Brickbottom is an industrial district located in southeastern Somerville, Massachusetts, United States. Along with the nearby Inner Belt District, Brickbottom is a historically industrial zone of Somerville, with factories, warehouses, distribution centers, railroad connections, regional maintenance facilities, MBTA and Amtrak offices, retail stores and a hotel.
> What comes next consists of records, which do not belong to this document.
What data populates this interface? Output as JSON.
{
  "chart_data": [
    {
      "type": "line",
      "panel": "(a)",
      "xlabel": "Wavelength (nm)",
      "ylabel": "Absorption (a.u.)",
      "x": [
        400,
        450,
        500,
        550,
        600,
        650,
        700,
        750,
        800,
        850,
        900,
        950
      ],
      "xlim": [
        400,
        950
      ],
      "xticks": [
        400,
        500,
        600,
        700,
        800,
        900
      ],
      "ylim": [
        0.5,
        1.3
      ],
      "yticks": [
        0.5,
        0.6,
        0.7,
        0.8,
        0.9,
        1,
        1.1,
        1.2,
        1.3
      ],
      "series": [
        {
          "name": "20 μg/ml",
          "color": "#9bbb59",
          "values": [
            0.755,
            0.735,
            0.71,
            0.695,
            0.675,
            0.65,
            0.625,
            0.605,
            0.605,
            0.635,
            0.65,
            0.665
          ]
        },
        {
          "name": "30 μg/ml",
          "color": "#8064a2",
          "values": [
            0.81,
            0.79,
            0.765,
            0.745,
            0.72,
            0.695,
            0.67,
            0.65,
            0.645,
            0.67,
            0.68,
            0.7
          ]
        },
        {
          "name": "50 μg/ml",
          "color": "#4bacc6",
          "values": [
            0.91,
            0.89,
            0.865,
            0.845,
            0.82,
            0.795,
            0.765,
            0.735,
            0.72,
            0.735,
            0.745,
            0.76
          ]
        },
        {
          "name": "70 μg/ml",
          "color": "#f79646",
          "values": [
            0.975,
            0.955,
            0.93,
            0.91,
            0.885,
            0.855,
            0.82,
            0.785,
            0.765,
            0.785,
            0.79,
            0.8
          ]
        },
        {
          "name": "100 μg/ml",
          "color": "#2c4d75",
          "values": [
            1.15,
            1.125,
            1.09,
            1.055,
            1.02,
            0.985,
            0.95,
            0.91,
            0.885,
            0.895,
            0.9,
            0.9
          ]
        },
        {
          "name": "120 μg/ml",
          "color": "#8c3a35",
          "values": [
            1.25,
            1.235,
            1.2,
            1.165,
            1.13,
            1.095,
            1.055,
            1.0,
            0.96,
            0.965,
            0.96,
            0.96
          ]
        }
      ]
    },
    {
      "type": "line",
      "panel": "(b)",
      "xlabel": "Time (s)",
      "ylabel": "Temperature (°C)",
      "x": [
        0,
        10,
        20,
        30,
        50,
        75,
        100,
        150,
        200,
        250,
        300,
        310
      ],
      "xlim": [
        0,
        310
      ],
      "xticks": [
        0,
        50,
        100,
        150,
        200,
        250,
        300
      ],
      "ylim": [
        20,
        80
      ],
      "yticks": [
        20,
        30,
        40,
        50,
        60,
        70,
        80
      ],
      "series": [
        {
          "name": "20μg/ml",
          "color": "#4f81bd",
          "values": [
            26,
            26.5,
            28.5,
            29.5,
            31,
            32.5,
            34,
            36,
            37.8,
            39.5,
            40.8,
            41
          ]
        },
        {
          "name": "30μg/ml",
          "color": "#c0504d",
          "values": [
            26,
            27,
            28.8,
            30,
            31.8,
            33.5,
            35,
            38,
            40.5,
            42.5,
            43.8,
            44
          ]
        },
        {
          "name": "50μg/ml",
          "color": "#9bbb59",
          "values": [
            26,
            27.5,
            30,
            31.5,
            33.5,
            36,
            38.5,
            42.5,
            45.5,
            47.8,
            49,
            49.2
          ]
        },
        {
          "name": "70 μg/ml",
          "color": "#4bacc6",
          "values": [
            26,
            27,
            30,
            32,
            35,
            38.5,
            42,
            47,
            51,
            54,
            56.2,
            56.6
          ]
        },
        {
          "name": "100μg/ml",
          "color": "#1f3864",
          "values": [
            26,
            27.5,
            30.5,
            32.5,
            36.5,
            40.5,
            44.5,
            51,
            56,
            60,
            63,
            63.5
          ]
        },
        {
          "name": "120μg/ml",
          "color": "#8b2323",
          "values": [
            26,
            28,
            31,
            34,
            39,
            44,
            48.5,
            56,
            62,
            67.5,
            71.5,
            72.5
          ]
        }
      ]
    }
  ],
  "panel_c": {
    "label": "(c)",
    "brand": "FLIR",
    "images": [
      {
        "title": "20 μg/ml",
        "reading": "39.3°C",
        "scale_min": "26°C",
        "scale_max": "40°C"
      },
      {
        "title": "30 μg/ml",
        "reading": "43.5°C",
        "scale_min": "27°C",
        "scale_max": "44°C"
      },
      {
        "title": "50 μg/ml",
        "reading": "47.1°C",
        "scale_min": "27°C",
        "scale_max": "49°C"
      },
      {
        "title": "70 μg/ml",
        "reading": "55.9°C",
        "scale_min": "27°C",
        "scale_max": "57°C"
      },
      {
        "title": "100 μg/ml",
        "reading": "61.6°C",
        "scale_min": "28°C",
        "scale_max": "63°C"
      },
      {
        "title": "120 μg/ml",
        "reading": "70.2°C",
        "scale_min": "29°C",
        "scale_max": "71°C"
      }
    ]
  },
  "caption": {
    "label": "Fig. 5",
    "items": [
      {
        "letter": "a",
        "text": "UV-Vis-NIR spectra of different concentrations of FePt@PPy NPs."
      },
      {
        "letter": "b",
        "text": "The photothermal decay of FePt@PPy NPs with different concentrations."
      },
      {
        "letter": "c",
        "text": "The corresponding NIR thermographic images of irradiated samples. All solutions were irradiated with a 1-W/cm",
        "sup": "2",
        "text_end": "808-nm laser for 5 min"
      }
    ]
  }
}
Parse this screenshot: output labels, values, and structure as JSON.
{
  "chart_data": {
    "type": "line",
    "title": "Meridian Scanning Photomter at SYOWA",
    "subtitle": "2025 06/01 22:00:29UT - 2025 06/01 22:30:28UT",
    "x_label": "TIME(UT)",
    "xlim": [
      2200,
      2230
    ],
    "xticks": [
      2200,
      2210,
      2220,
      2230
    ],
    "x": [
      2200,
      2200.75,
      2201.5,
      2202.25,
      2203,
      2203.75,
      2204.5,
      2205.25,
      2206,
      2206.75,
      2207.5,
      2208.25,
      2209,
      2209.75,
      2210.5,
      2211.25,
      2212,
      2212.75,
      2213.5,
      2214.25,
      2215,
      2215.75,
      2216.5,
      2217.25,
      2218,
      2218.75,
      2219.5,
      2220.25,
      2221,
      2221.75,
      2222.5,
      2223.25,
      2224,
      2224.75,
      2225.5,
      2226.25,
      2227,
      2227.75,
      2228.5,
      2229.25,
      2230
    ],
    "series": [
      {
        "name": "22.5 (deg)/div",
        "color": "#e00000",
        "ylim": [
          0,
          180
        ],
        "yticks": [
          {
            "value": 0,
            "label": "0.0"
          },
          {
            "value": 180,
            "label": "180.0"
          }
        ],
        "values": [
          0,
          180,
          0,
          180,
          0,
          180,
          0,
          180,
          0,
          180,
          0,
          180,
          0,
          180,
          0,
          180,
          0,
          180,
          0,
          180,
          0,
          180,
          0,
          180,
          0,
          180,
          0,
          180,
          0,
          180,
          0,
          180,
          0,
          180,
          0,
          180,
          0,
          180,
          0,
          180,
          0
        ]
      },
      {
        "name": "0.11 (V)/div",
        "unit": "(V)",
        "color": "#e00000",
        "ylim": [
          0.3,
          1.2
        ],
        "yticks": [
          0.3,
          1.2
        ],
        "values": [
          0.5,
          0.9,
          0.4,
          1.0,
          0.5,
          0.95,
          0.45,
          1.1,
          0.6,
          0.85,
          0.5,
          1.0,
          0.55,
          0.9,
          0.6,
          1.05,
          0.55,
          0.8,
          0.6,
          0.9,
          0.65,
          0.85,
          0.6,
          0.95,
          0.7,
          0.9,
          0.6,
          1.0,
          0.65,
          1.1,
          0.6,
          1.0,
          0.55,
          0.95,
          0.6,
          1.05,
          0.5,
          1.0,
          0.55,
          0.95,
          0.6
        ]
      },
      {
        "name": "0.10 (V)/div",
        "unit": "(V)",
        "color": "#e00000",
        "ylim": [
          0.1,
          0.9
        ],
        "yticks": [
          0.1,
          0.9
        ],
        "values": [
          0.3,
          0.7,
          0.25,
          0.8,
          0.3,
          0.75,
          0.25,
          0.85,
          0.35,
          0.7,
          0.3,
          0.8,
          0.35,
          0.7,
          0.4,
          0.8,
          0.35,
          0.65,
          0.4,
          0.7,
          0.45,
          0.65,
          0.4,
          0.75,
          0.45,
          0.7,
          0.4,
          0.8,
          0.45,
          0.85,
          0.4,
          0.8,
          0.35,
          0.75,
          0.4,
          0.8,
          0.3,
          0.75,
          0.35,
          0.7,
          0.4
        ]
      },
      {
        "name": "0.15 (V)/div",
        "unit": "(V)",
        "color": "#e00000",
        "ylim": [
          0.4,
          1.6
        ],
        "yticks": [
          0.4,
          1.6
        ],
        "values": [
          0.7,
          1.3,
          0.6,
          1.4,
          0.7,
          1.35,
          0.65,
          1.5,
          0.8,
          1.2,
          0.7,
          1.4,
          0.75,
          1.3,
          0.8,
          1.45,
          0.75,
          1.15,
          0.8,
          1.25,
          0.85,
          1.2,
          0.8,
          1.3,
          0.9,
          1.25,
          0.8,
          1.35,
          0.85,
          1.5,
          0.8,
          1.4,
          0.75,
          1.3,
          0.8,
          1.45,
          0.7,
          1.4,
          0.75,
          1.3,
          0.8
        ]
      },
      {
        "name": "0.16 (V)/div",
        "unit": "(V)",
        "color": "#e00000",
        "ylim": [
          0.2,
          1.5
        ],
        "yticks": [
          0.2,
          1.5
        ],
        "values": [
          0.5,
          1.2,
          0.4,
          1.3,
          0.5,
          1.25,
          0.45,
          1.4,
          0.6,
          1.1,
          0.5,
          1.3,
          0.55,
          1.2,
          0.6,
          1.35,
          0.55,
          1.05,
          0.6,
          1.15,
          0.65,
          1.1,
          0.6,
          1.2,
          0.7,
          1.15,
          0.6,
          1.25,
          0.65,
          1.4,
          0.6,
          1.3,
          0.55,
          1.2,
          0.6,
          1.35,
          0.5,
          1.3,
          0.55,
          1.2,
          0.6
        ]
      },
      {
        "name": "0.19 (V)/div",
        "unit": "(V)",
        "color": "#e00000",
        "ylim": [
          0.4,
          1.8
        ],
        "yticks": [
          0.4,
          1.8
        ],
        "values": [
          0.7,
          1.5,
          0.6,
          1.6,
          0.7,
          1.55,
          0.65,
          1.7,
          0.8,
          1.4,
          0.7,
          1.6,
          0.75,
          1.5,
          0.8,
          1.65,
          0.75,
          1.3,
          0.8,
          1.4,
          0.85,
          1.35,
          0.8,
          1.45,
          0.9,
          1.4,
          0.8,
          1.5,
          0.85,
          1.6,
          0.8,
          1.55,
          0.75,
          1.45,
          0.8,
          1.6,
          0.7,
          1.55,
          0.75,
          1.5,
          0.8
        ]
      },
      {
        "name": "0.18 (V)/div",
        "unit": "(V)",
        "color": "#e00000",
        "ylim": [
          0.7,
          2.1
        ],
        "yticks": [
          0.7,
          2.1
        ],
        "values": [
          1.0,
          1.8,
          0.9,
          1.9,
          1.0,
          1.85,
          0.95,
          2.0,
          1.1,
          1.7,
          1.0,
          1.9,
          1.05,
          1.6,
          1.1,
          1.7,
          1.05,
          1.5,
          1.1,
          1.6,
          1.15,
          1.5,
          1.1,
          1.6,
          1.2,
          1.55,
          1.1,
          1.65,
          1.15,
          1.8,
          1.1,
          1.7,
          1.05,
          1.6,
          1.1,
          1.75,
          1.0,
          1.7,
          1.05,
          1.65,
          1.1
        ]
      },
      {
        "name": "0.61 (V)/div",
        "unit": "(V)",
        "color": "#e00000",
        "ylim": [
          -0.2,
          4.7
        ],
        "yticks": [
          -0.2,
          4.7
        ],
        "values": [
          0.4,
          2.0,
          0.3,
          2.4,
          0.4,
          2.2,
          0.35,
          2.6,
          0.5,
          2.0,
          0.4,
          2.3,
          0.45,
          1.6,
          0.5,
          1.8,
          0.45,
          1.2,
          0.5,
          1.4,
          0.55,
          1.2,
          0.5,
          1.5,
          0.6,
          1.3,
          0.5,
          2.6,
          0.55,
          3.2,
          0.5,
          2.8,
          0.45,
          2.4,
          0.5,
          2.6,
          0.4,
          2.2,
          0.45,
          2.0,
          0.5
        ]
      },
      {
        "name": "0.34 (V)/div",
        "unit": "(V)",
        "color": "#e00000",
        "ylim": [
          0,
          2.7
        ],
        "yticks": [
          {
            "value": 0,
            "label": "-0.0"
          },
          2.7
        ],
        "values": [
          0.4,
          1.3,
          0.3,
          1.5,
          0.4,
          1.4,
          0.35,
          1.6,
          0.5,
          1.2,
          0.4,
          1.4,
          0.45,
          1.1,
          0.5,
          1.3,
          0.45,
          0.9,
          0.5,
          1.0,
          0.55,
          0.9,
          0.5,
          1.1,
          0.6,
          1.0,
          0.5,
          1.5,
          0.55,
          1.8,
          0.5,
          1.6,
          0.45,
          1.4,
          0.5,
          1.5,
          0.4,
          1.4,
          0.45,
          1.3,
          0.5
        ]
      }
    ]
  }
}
An elevated railroad right-of-way separates the Brickbottom area from the Inner Belt District located to the east. The two areas resemble each other in terms of use. However, Brickbottom has older dense development in a grid pattern and has a couple of small neighborhoods. Somerville is currently engaged in an ongoing community process, begun in 2011, to determine a long-term Master Plan for the Inner Belt and Brickbottom region. A draft of the plan should be available for public comment by the end of 2013.

==History==

===Urban renewal===
Although the Inner Belt highway was cancelled due to local opposition, the municipal government had already razed entire swaths of Brickbottom during the 1950s in anticipation of the plan. Nonetheless, the city decided to carry on with their urban renewal campaigns in the area. The purpose of the renewal plan was to destroy the existing neighborhood grid pattern and reorganize the area to accommodate the Interstate, provide automobile circulation and parking, and establish single-use zoning. Simultaneously, American manufacturing began a long decline and the Somerville Industrial Park that came online in the late 1960s barely ever broke even.

===Artist colonization===
The failure of the ambitious Inner Belt project precipitated the relative decline of activity in the neighborhood, which allowed partial colonization of the site by artists and craftspeople. In 1988, the redevelopment of the A&P food-storage and bakery warehouse located at the corner of McGrath Highway and Fitchburg Street enabled establishment of the Brickbottom Artists Cooperative. The group of 85 artists purchased the warehouse, providing affordable housing for artists. This live-work space was the first return of residential use to Brickbottom since the 1940s and soon the project became nationally recognized as the largest artist community under one roof in the U.S., with 155 units. The lofts continue to offer a living opportunity for artists, and provide the City with cultural events and exhibits that include the popular "Open Studios" every November.

===21st century===
In 2001, after installation of fiber optic infrastructure, a major telecommunications building was completed at 200 Inner Belt Road in the Inner Belt Industrial Park. The hope was that this would spark high-tech interest in the area; however, a drastic downturn in the economy brought the telecom movement to a halt across the region. Some of the companies that came to revitalize the area left, leaving vacant buildings once more.

A waste transfer station (previously an incinerator) was closed in the 2010s.

East Somerville station on the Green Line Extension opened in December 2022, at Washington Street.